BFM

Manger son placenta après l'accouchement présenterait un risque pour les mères

Des pilules à base de placenta séché et réduit en poudre.

Des pilules à base de placenta séché et réduit en poudre. - Brendan Smialowski - AFP

Des stars ont assuré que cette pratique leur avait permis de retrouver plus rapidement la forme et de s'éviter certains désagréments après avoir accouché. Mais une série d'études montre que cette croyance ne s'appuie sur aucune vérité scientifique. Pire, elle ferait courir un risque aux mères qui s'y plieraient.

Kourtney Kardashian sur son blog et avec elles d'autres stars ont assuré que le fait d'avoir ingéré leur propre placenta après avoir accouché leur avait été très bénéfique. Cette légende urbaine véhicule l'idée que cette pratique protégerait contre la dépression post-partum, les douleurs et apporterait un regain d'énergie, favoriserait l'élasticité de la peau et l'allaitement et aiderait à régénérer le fer par l'organisme pendant la grossesse... A ce détail près que rien de tout cela n'est scientifiquement prouvé.

En compilant les résultats d'une dizaine de publications scientifiques, une étude publiée dans la revue Archives of Women's Health conclut qu'il n'existe aucune preuve, pour l'espèce humaine comme pour les animaux, d'un quelconque avantage à manger son placenta, cru, cuit ou encapsulé, comme le proposent certaines entreprises outre-Atlantique. Et ce, même s'il est vrai qu'une majorité des mammifères dévorent cet organe après la naissance de leur petit.

Une pratique potentiellement risquée

"Il y a beaucoup de témoignages subjectifs de femmes percevant des bénéfices, mais il n'y a jusqu'à maintenant aucune recherche systématique pour évaluer réellement les bénéfices ou les risques de l'ingestion de son placenta. Les études menées sur les souris ne sont pas transposables aux cas humains", tranche dans un communiqué Crystal Clark, psychiatre à l'Asher Center for the Study and Treatment of Depressive Disorders, l'une des coauteures de l'étude.

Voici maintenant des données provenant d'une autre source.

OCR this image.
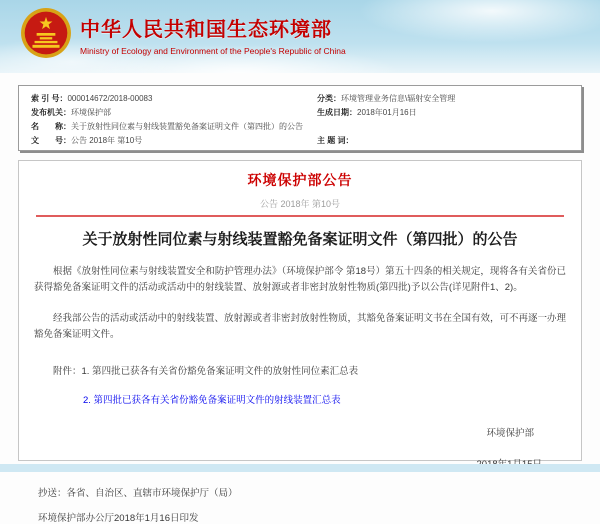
中华人民共和国生态环境部
Ministry of Ecology and Environment of the People's Republic of China
索 引 号：000014672/2018-00083
发布机关：环境保护部
名　　称：关于放射性同位素与射线装置豁免备案证明文件（第四批）的公告
文　　号：公告 2018年 第10号
分类：环境管理业务信息\辐射安全管理
生成日期：2018年01月16日
主 题 词：
环境保护部公告
公告 2018年 第10号
关于放射性同位素与射线装置豁免备案证明文件（第四批）的公告

根据《放射性同位素与射线装置安全和防护管理办法》（环境保护部令 第18号）第五十四条的相关规定，现将各有关省份已获得豁免备案证明文件的活动或活动中的射线装置、放射源或者非密封放射性物质(第四批)予以公告(详见附件1、2)。

经我部公告的活动或活动中的射线装置、放射源或者非密封放射性物质，其豁免备案证明文书在全国有效，可不再逐一办理豁免备案证明文件。

附件：1. 第四批已获各有关省份豁免备案证明文件的放射性同位素汇总表
2. 第四批已获各有关省份豁免备案证明文件的射线装置汇总表
环境保护部
抄送：各省、自治区、直辖市环境保护厅（局）
环境保护部办公厅2018年1月16日印发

Pire, ingérer son placenta pourrait présenter des risques. Car en plus de procurer les nutriments et l'oxygène au fœtus, de produire les hormones nécessaires à sa croissance, cet organe est aussi une ligne de défense contre les infections extérieures. Il filtre et retient des substances nocives. Des bactéries et des métaux lourds, mercure et plomb, ont été retrouvés dans des tissus placentaires analysés après le terme de la grossesse.

Cynthia Coyle psychologue clinicienne à l'Université Northwestern Feinberg School of Medicine de Chicago, auteure principale de l'étude, conclut "que les femmes ne savent pas vraiment ce qu'elles ingèrent". Elle déplore aussi qu'il n'y ait "pas de réglementation sur la façon dont le placenta est stocké et préparé".

Une pratique interdite en France

En France, en mars 2015 à l'hôpital sud de Rennes, une femme avait tenté avec le père de l'enfant de voler son propre placenta présenté aux parents par l'équipe médicale à des fins purement pédagogiques. Consommer son placenta est strictement interdit dans notre pays et peut être sanctionné par deux ans d'emprisonnement et 75.000 euros d'amende. Cet organe qui n'est nullement la propriété de la mère de l'enfant est détruit ou utilisé pour la recherche scientifique après un accord écrit.

Les chercheuses américaines espèrent que l'étude va favoriser un meilleur dialogue entre les futurs parents et de leurs médecins, afin qu'ils puissent distinguer les faits scientifiques, de la fiction et planifier leur grossesse en conséquence.